The article calls for profound reforms: debt forgiveness, fair financing, climate reparations, and most importantly, the ability for developing nations to define development on their own terms—focused on equity, sustainability and sovereignty—if global poverty and injustice are to be genuinely addressed.
The Financial Times
The vulnerabilities holding back Chinese industry
The article examines China’s ongoing efforts to overcome critical industrial “choke points” that have long hindered its technological independence. Despite being the world’s second-largest economy and a military superpower, China still relies on imports for essential components like advanced semiconductors and high-precision ball bearings. However, under President Xi Jinping’s leadership, the country is investing heavily in self-sufficiency, employing technologies such as AI to improve manufacturing quality and efficiency.

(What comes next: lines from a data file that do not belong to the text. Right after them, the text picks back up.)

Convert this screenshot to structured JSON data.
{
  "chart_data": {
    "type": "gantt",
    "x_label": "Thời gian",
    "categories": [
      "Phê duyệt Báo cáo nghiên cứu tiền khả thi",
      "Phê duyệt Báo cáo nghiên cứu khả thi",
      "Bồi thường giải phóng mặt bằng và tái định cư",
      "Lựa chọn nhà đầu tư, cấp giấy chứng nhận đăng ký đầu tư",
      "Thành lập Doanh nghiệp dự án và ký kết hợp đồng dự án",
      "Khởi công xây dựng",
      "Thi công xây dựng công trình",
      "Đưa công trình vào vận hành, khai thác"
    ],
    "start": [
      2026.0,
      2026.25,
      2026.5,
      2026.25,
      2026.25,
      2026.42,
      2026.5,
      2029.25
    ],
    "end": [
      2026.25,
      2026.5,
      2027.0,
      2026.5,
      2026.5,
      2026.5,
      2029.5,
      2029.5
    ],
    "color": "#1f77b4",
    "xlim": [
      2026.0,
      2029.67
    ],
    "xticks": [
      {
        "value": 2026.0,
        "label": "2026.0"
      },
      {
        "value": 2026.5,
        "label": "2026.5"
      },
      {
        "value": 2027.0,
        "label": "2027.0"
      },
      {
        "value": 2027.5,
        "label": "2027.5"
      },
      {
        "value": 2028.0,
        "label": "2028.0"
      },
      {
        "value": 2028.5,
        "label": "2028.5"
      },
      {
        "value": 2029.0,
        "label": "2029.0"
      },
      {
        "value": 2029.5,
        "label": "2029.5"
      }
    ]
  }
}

While foreign firms from Europe, Japan, and the US still lead in many advanced sectors, Chinese companies are rapidly closing the gap, particularly in areas like lithium battery separators and radio frequency components. Yet, some highly specialised technologies, notably in aerospace and chipmaking, remain difficult to replicate due to complex processes and proprietary knowledge.
The article highlights how export controls and trade tensions with the US have accelerated China’s push for industrial autonomy. The ultimate aim is not simply to outpace competitors but to boost productivity, economic growth, and political legitimacy through greater technological self-reliance.
Fears over US debt load and inflation ignite exodus from long-term bonds
Investors are rapidly withdrawing from long-term US bond funds at levels not seen since the peak of the Covid-19 pandemic, driven by concerns over America’s growing debt burden and fiscal outlook. Net outflows from funds investing in long-dated government and corporate bonds reached nearly $11 billion in the second quarter, signalling a sharp reversal from steady inflows over the previous three years.
Worries centre on the impact of rising debt, particularly if proposed tax cuts increase government borrowing, alongside fears that tariffs may fuel inflation - both factors that undermine the appeal of long-term bonds. In contrast, short-dated bond funds continue to attract substantial inflows, benefiting from higher short-term interest rates set by the Federal Reserve.
While some investors are considering diversifying internationally, experts caution that US Treasuries remain a core component of global fixed income portfolios, though investors may soon demand greater compensation for holding longer-dated debt amid ongoing uncertainty.
Number of investment trusts falls by a fifth
The number of UK investment trusts has declined by nearly 20 per cent over the past four years, falling from 337 in 2021 to 275, as the sector faces challenges from low-cost index funds, rising interest rates, and takeovers. Investment trusts, which pool investors’ money to buy a range of assets, have struggled with widening discounts to their net asset values, reflecting investor concerns over performance and market outlook.
Many smaller trusts have merged or been wound up due to limited investor interest, while higher borrowing costs have added pressure on those with debt. The rate of mergers and acquisitions in the sector has increased significantly, particularly in property trusts affected by higher interest rates. Despite these challenges, the Association of Investment Companies highlights that investment trusts have shown resilience over their 150-year history and continue to adapt to changing market conditions.